Data Resources: Finding and Using Data

Information on finding, using, citing, and managing data

Where to look for data

The links for the Social Sciences, Sciences, and Humanities in the center of the page are just a few common starting points. To find research data in a specific field or subfield, search in the Registry of Research Data Repositories (re3data).

If you're looking more generally for data sets that you can jump in and start analyzing or visualizing, has a collection of data sets from various institutions and textbooks.

Using data ethically

When you plan to collect data from human (or some animal) subjects for a study or an experiment, you must follow the guidelines provided by your Institutional Review Board (IRB). Whitman's basic guidelines can be found here. These are meant to protect the welfare, rights, and privacy of the subjects.You may also need to check with an IRB to use secondary data that are publicly available.

When you use secondary data, you must comply with the terms of use of the secondary data providers. This includes not attempting to find personally identifiable information from the dataset and reporting any discoveries of personally identifiable information, as well as proper citation.

What does "curated data" mean?

Some repositories curate their data -- others do not. What's the difference? Curated data have generally been checked by the repository to make sure that they conform to certain standards for presenting and describing the data, and for preserving data for future use.
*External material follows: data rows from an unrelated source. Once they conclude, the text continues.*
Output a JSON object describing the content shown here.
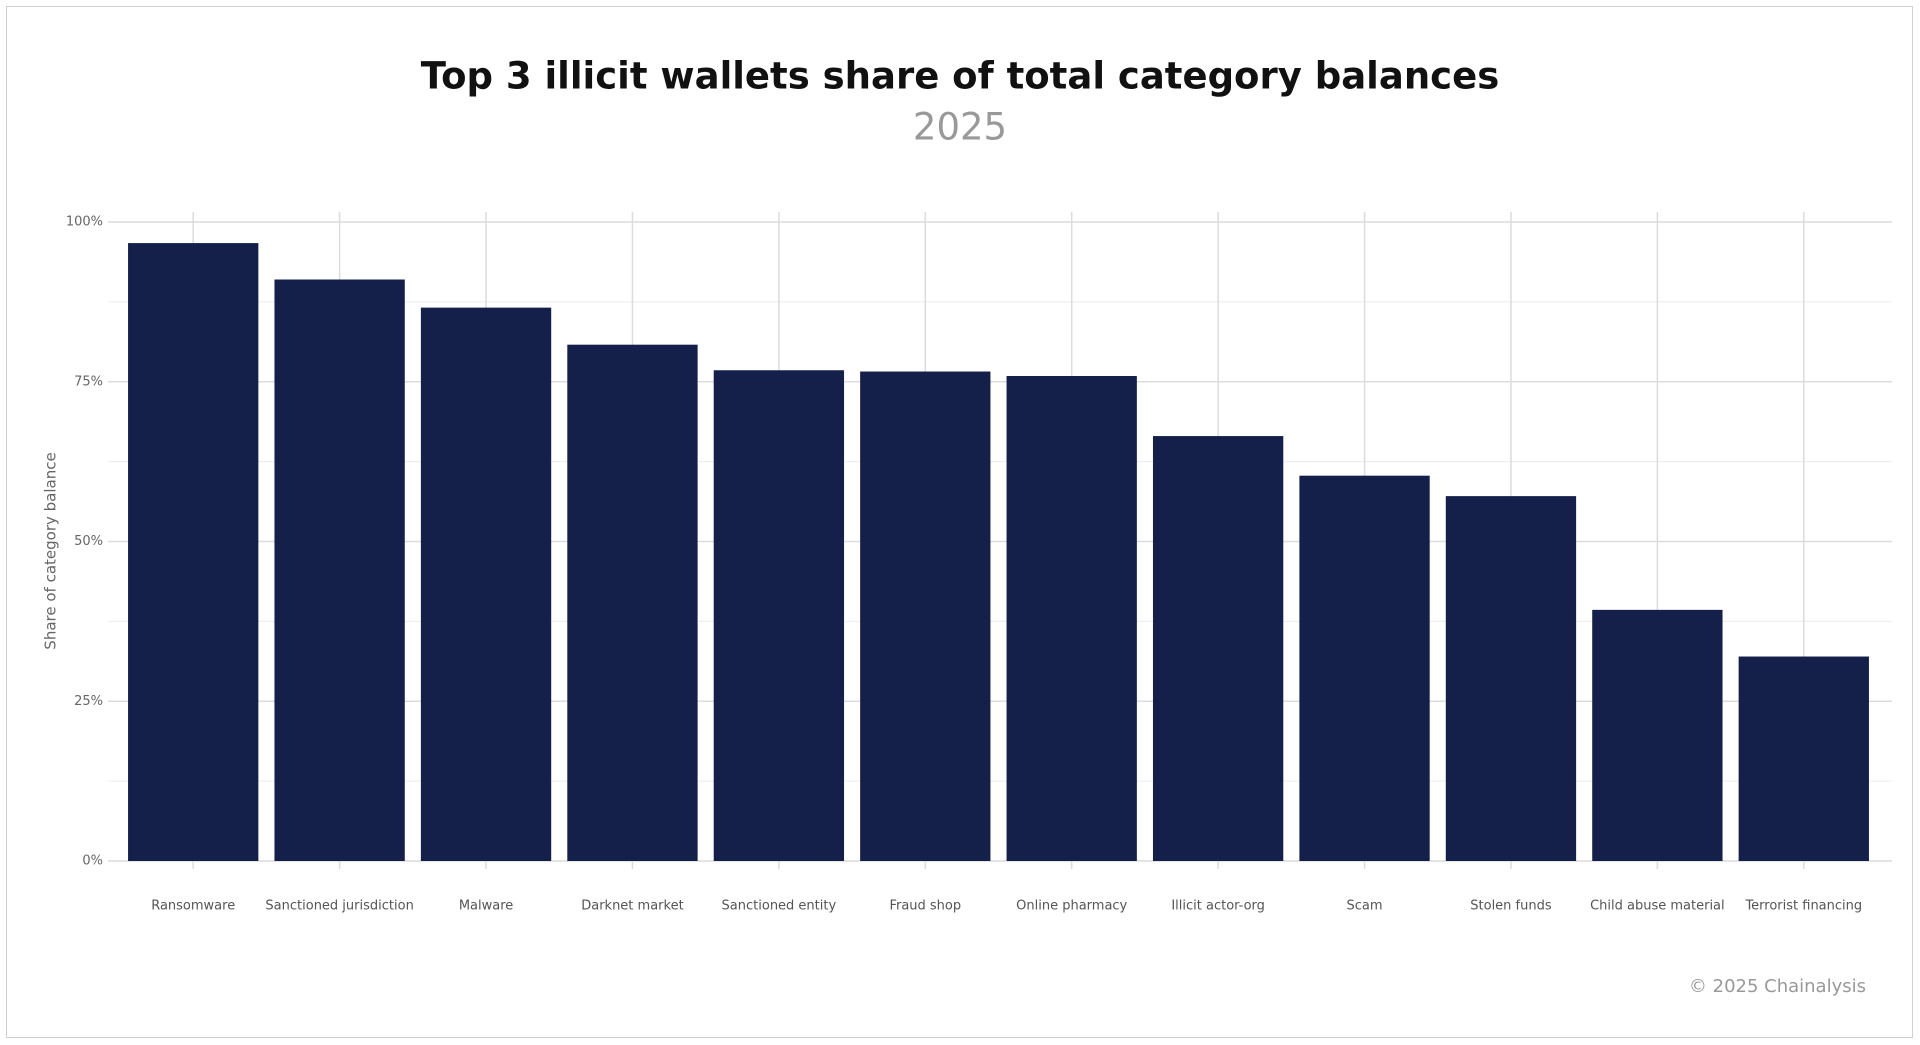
{
  "chart_data": {
    "type": "bar",
    "title": "Top 3 illicit wallets share of total category balances",
    "subtitle": "2025",
    "y_label": "Share of category balance",
    "source": "© 2025 Chainalysis",
    "categories": [
      "Ransomware",
      "Sanctioned jurisdiction",
      "Malware",
      "Darknet market",
      "Sanctioned entity",
      "Fraud shop",
      "Online pharmacy",
      "Illicit actor-org",
      "Scam",
      "Stolen funds",
      "Child abuse material",
      "Terrorist financing"
    ],
    "values": [
      96.7,
      91.0,
      86.6,
      80.8,
      76.8,
      76.6,
      75.9,
      66.5,
      60.3,
      57.1,
      39.3,
      32.0
    ],
    "color": "#14204a",
    "ylim": [
      0,
      100
    ],
    "yticks": [
      {
        "value": 0,
        "label": "0%"
      },
      {
        "value": 25,
        "label": "25%"
      },
      {
        "value": 50,
        "label": "50%"
      },
      {
        "value": 75,
        "label": "75%"
      },
      {
        "value": 100,
        "label": "100%"
      }
    ],
    "grid": true
  }
}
This helps to ensure that new users can understand what the data represent, and makes these data easier to share and reuse in the long term.

There are different levels of curation -- some repositories require much more detailed metadata (information about the data) than others, and some (such as ICPSR) do certain checks and description by hand rather than automation.

Uncurated data are less uniformly described, and therefore may be more difficult to use in contexts beyond the work of the initial investigators. They may or may not be in sustainable file formats.